Kamprad, 87, quit Sweden in 1973 in protest against the country's high taxes, initially moving to Denmark before settling in Switzerland in 1976.
He first announced his plans in the summer of 2013, but heart and back problems delayed the move according to the Kamprad family's spokesman.
According to local newspaper the Smalandsposten, he has returned the municipality of Almhult, which is his birthplace and where a lot of his family live, and is also the home of the very first Ikea store.
Kamprad stepped down from the board of Inter Ikea Holding, the furniture chain's holding company in June last year, but he is still heavily involved in product development. At the time of his announcement it was also revealed his son, Mathias, would become board chairman.
He said at the time that he was just as passionate about the brand and the Ikea concept as ever.
"I will continue to spend time in the stores and in the factories to work with people and help achieve constant improvement. Our journey has just started," he added.
A lot of the company's product development is carried out at Almhult.
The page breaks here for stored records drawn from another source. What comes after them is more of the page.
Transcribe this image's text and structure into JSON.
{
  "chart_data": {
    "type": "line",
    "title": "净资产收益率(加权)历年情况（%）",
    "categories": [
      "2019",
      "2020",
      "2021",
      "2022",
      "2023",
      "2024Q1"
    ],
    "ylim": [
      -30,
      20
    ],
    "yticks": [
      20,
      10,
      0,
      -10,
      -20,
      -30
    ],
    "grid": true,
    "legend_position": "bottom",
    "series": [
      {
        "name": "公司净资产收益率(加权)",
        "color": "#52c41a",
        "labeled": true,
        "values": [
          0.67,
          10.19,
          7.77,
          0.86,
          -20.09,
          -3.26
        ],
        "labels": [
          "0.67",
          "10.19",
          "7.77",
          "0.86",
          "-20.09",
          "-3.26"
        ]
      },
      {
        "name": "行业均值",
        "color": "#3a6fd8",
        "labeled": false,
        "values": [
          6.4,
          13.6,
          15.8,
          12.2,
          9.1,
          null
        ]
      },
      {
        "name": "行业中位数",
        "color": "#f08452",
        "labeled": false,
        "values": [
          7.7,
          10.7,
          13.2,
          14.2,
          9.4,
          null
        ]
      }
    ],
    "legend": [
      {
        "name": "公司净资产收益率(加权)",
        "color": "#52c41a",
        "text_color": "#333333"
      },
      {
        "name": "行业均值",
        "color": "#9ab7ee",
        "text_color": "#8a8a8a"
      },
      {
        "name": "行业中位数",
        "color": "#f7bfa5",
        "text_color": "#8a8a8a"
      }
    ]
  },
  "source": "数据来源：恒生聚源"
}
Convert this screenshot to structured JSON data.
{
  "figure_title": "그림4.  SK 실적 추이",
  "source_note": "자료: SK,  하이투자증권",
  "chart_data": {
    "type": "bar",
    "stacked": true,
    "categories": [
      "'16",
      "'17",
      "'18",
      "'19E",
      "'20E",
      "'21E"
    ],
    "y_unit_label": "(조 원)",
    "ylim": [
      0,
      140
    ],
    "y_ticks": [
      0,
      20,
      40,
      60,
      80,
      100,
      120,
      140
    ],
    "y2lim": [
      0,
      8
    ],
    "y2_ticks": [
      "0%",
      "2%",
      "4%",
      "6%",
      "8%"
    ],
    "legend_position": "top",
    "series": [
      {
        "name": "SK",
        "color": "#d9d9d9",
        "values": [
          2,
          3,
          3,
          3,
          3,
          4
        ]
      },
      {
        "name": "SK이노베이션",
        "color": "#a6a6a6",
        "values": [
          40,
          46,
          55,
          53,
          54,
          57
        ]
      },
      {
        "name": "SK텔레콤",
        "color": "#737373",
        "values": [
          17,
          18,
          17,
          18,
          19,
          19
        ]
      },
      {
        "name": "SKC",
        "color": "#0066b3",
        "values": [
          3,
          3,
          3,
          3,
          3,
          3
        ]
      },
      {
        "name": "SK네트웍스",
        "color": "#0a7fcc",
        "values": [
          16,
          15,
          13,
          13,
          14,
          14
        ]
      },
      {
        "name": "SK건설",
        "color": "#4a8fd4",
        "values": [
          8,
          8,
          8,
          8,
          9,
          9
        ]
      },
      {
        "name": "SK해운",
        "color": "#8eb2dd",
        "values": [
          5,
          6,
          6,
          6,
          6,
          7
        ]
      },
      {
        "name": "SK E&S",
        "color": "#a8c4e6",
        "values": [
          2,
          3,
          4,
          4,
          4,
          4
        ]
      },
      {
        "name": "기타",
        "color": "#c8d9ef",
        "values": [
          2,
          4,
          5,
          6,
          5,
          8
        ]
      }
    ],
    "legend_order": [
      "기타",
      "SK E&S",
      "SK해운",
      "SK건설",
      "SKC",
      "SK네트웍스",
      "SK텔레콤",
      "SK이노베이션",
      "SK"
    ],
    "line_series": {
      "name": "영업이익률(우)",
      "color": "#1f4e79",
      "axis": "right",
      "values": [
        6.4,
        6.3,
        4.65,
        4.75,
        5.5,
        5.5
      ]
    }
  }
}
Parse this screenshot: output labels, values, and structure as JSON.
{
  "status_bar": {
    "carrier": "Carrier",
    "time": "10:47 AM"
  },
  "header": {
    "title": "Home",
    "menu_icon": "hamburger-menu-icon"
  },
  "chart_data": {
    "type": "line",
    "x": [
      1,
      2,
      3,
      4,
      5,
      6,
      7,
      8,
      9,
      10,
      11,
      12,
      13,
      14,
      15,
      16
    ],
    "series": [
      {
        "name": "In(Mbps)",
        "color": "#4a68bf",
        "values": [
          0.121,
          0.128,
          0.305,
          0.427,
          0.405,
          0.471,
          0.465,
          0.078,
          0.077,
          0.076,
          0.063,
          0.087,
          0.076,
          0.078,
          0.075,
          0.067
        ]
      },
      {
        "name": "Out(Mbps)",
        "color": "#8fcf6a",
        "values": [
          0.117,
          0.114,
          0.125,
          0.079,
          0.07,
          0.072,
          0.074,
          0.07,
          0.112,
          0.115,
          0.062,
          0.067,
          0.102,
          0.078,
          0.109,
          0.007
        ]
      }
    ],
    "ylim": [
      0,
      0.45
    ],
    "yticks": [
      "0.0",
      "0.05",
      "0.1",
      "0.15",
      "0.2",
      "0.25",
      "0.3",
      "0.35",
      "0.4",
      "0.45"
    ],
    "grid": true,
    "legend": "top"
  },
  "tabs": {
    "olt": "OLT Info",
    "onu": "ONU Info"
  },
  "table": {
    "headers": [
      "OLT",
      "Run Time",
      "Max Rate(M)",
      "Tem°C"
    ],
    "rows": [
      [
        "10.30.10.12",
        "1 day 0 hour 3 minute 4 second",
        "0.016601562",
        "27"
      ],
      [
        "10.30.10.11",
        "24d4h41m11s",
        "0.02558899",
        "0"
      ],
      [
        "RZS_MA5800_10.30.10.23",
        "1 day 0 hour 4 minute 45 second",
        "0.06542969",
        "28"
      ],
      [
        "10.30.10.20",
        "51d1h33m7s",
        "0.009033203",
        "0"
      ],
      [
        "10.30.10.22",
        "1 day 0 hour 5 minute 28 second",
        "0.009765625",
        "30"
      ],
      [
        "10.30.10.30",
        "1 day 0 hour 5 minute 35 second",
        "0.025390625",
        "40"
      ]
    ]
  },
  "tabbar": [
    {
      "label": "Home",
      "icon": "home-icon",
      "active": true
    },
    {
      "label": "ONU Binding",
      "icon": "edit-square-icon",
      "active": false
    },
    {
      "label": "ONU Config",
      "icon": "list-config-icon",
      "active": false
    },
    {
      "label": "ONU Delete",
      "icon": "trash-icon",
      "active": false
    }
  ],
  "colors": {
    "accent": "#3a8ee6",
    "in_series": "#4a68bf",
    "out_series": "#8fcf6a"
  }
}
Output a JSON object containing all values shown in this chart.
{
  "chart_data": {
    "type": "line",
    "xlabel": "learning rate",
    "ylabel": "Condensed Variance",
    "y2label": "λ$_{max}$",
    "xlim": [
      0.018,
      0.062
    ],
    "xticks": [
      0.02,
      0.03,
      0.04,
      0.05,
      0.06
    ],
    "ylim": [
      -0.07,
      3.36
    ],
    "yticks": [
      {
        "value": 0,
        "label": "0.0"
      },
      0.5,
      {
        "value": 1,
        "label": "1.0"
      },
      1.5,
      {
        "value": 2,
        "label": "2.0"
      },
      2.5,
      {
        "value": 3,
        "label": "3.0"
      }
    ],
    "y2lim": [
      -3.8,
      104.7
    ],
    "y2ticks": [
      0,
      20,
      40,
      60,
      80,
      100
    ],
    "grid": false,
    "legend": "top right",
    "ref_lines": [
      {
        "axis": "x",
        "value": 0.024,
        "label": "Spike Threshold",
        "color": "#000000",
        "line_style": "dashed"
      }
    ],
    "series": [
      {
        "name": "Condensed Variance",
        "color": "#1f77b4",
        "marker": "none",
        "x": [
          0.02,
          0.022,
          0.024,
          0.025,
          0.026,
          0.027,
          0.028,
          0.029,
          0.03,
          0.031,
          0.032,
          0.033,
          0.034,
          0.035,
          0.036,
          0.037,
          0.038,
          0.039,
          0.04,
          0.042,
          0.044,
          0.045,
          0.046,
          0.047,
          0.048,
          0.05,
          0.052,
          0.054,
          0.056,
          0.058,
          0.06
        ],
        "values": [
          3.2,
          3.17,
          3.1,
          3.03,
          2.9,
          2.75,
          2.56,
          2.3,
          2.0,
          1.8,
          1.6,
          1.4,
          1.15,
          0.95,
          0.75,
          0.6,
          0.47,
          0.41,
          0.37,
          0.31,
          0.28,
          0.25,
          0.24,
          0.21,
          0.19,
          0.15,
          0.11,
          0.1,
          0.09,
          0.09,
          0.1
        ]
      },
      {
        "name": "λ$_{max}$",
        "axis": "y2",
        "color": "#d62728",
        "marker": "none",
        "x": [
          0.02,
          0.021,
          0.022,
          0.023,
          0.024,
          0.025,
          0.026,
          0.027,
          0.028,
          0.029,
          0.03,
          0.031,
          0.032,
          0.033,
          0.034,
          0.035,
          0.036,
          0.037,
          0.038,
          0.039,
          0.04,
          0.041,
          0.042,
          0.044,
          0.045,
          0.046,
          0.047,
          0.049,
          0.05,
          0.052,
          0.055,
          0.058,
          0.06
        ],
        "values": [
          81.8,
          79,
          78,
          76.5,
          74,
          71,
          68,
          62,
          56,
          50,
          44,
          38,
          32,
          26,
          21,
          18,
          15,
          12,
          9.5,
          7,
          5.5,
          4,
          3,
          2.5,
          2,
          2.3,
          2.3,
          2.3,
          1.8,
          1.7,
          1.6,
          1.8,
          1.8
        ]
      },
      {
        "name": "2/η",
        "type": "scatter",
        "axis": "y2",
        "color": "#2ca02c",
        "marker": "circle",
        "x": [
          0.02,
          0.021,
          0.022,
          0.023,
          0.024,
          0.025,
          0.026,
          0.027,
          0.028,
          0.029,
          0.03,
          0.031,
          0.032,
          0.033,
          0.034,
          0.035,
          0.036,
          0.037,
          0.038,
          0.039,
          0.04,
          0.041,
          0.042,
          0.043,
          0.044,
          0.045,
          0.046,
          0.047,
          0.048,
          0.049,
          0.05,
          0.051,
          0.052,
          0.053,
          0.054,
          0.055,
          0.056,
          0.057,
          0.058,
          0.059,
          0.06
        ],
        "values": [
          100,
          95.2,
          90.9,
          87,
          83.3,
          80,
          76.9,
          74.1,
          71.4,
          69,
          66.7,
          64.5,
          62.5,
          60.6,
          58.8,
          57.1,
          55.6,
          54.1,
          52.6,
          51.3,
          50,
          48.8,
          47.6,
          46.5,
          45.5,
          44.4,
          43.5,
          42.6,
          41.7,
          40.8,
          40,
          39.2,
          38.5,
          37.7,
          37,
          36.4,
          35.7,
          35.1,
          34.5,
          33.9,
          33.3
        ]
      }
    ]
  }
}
Kamprad, worth $4.1 billion (€3 billion) according to Forbes, is famous for his thrift – driving a 15-year-old Volvo, flying economy class and even preferring Ikea's cafés over fancy restaurants because he can get a cheap meal there.
He founded the €30 billion-per-year furniture chain in 1943 as a mail order business selling stationary, Christmas decorations and other mass-produced goods, before moving into furniture in 1948.
He hit upon the flat-pack furniture idea in 1956 when an employee removed the legs of a table to prevent it getting damaged in transit.